Write a letter to your insurance company making it clear that you want the medical claim reconsidered. Some insurers may even have an online appeals process to make things easier for you. As a first step, get a letter from your doctor to support your case, along with any medical records or lab results that also bolster your case.
Submit all these together in a package to your insurance company’s appeals department to show a complete reason you are appealing their decision.
What to expect when you’ve filed your appeal
Once your appeal has been received you should receive confirmation from your insurance company. The appeals department at an insurance company is generally staffed with nurses and doctors and representatives familiar with the benefits covered by your plan.
Your claim will be reviewed and a coverage determination made based on the benefits offered by your plan and the medical details provided. The decision will generally be provided to you in writing. If the claim is denied and you have additional information to provide that may help make your case, you can appeal the claim a second time.

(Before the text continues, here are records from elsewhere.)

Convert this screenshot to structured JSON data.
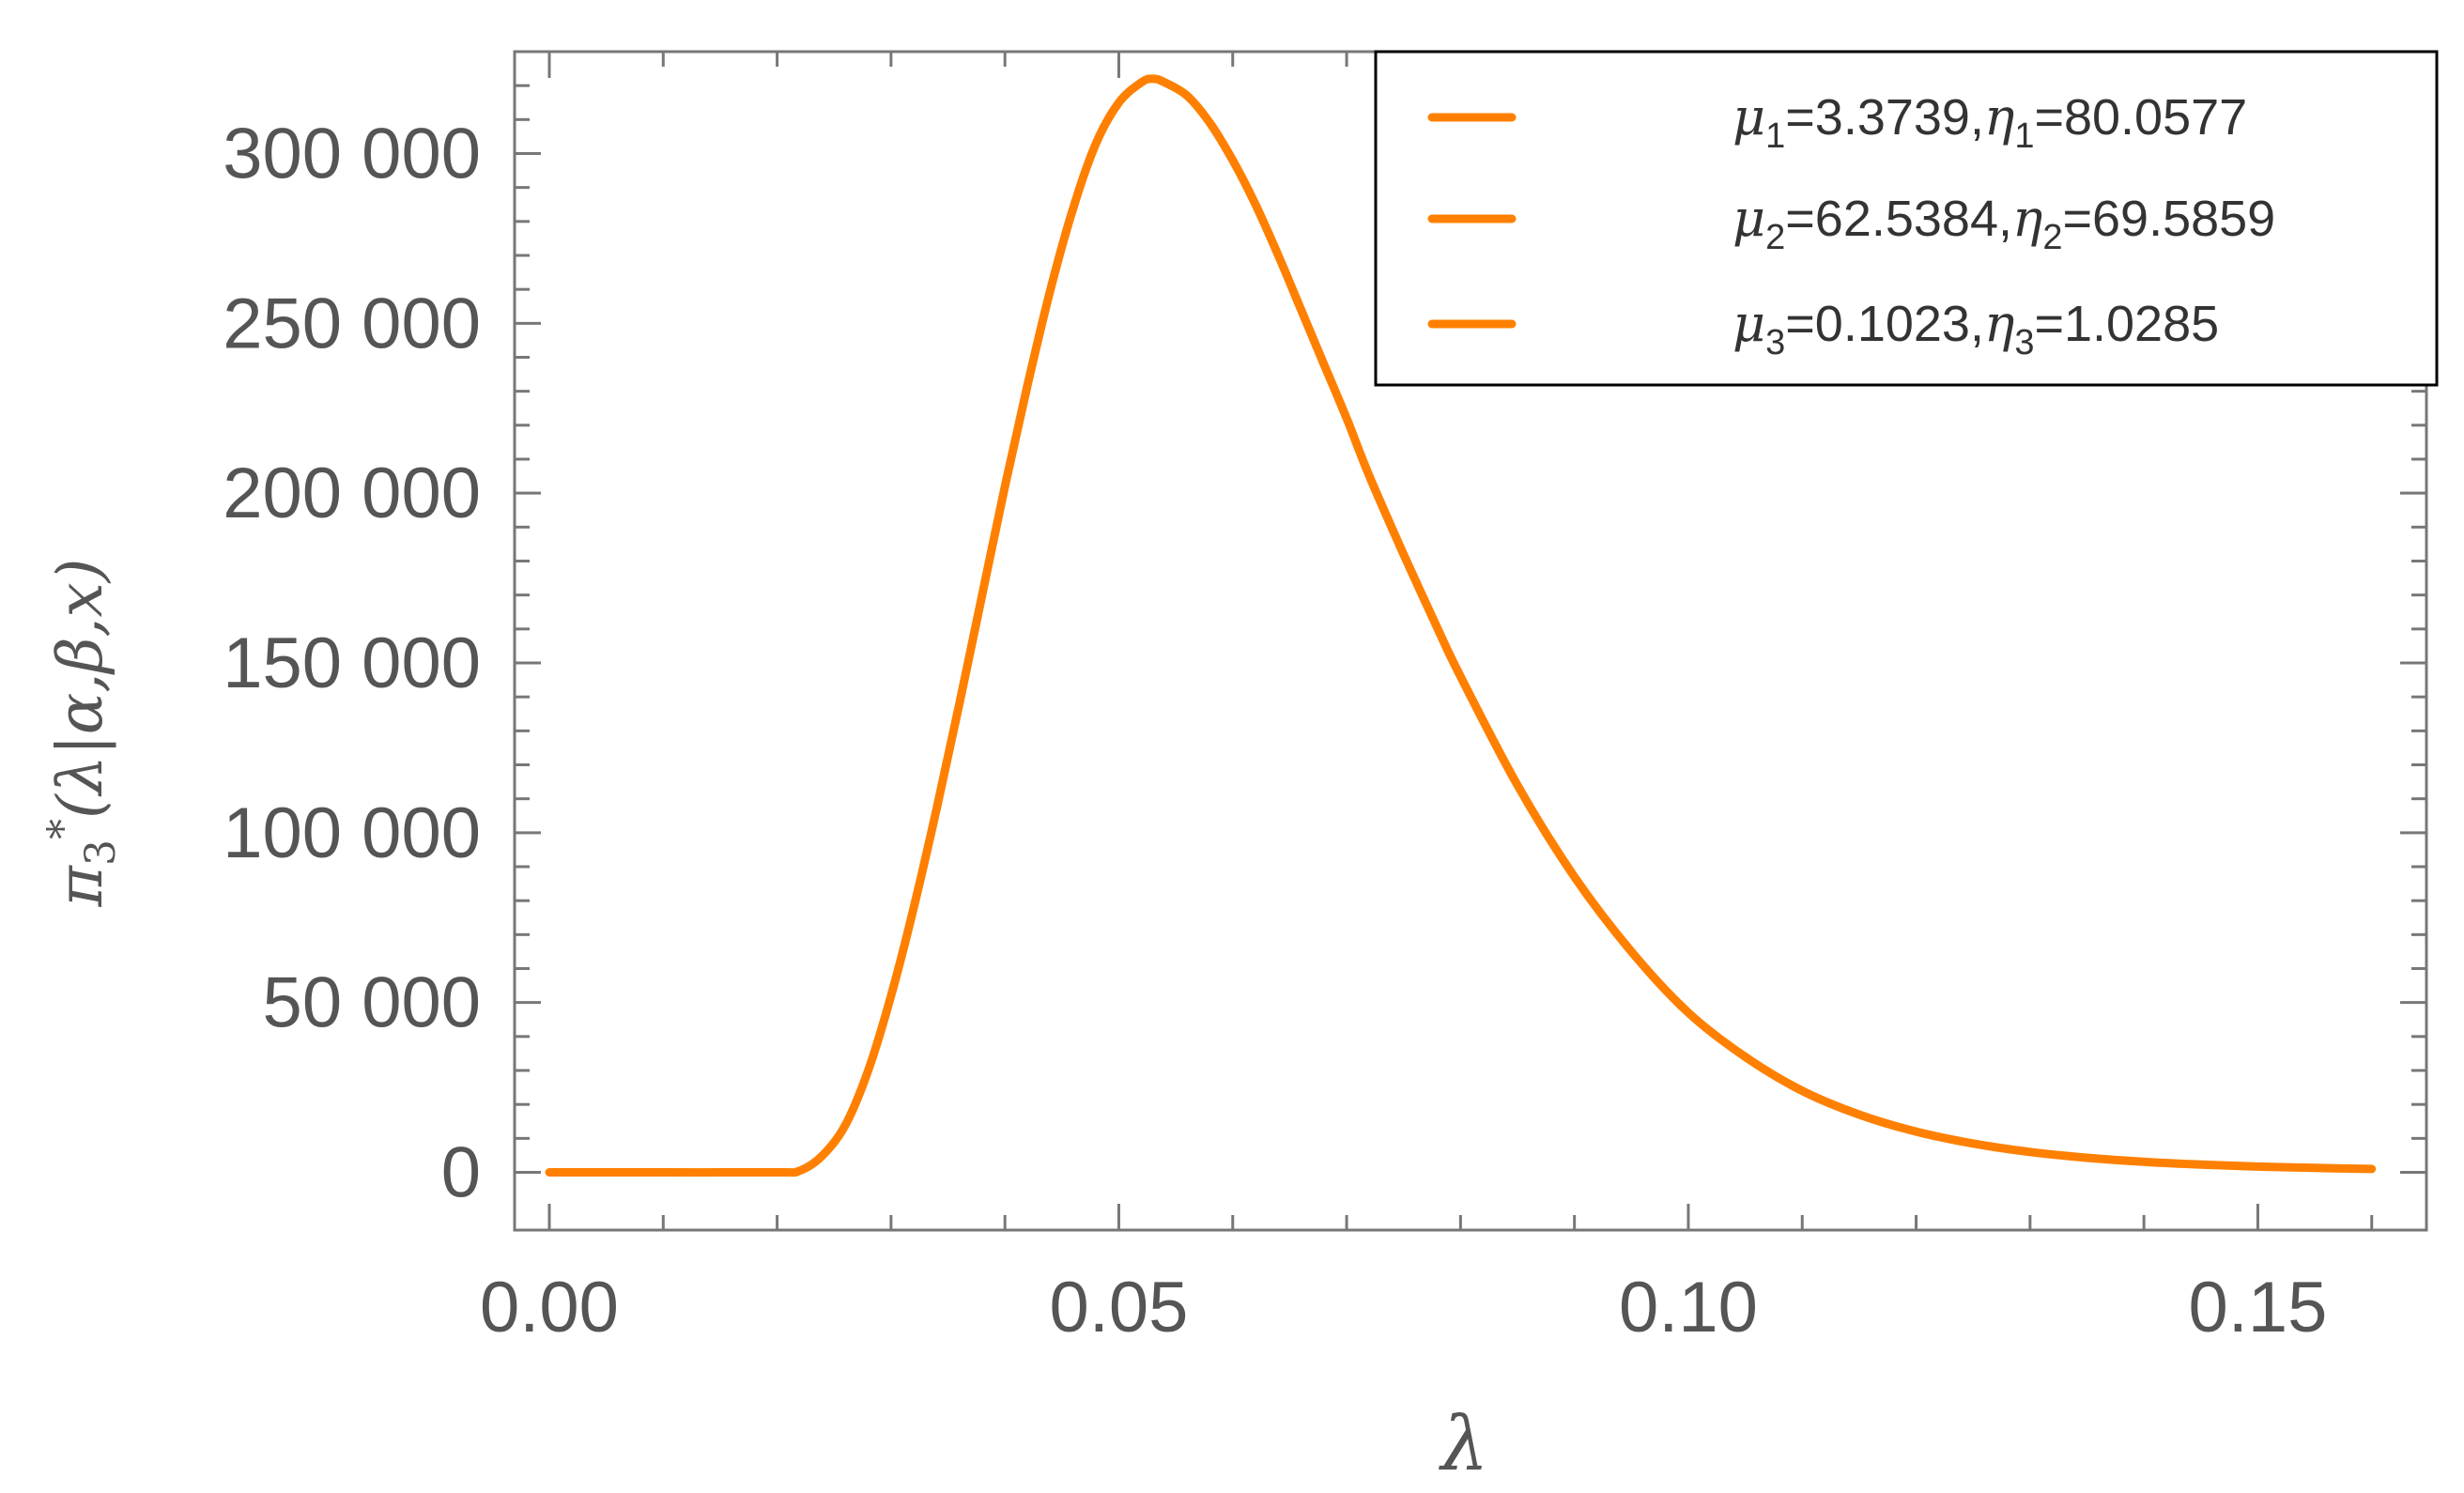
{
  "chart_data": {
    "type": "line",
    "xlabel": "λ",
    "ylabel": {
      "symbol": "π",
      "subscript": "3",
      "superscript": "*",
      "args": "(λ|α,β,x)"
    },
    "xlim": [
      0.0,
      0.162
    ],
    "ylim": [
      -17000,
      330000
    ],
    "x_ticks": [
      0.0,
      0.05,
      0.1,
      0.15
    ],
    "x_tick_labels": [
      "0.00",
      "0.05",
      "0.10",
      "0.15"
    ],
    "y_ticks": [
      0,
      50000,
      100000,
      150000,
      200000,
      250000,
      300000
    ],
    "y_tick_labels": [
      "0",
      "50 000",
      "100 000",
      "150 000",
      "200 000",
      "250 000",
      "300 000"
    ],
    "grid": false,
    "legend_position": "top-right",
    "legend": [
      {
        "mu": "μ",
        "mu_sub": "1",
        "mu_val": "=3.3739,",
        "eta": "η",
        "eta_sub": "1",
        "eta_val": "=80.0577"
      },
      {
        "mu": "μ",
        "mu_sub": "2",
        "mu_val": "=62.5384,",
        "eta": "η",
        "eta_sub": "2",
        "eta_val": "=69.5859"
      },
      {
        "mu": "μ",
        "mu_sub": "3",
        "mu_val": "=0.1023,",
        "eta": "η",
        "eta_sub": "3",
        "eta_val": "=1.0285"
      }
    ],
    "series": [
      {
        "color": "#ff8000",
        "x": [
          0.0,
          0.01,
          0.02,
          0.022,
          0.024,
          0.026,
          0.028,
          0.03,
          0.032,
          0.034,
          0.036,
          0.038,
          0.04,
          0.042,
          0.044,
          0.046,
          0.048,
          0.05,
          0.052,
          0.053,
          0.054,
          0.056,
          0.058,
          0.06,
          0.062,
          0.064,
          0.066,
          0.068,
          0.07,
          0.072,
          0.075,
          0.078,
          0.08,
          0.085,
          0.09,
          0.095,
          0.1,
          0.105,
          0.11,
          0.115,
          0.12,
          0.125,
          0.13,
          0.135,
          0.14,
          0.145,
          0.15,
          0.155,
          0.16
        ],
        "y": [
          0,
          0,
          0,
          500,
          5000,
          14000,
          30000,
          52000,
          78000,
          107000,
          138000,
          170000,
          202000,
          232000,
          260000,
          284000,
          303000,
          315000,
          321000,
          322000,
          321000,
          317000,
          309000,
          298000,
          285000,
          270000,
          254000,
          238000,
          222000,
          205000,
          182000,
          160000,
          146000,
          114000,
          87000,
          65000,
          47000,
          34000,
          24000,
          17000,
          12000,
          8500,
          6000,
          4300,
          3100,
          2300,
          1700,
          1300,
          1000
        ]
      }
    ]
  }
}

A second appeal may go to a third party to review, known as your “external review.” However, appeal rights depend on the state you live in and the type of health plan you have. Some plans may require more than one level of internal appeal before you can request an external review.
No one ever likes to receive bad news, especially when related to their health insurance coverage. If you should happen to receive a denial in coverage, knowing your options under Obamacare can be helpful.
Utilize all the resources you have at your disposal – your doctor, your agent or others – and get a full explanation from your insurance company as to why your medical claim was denied. Hopefully you never will need to appeal a denied claim but if you should knowing what to expect can help you navigate the road ahead.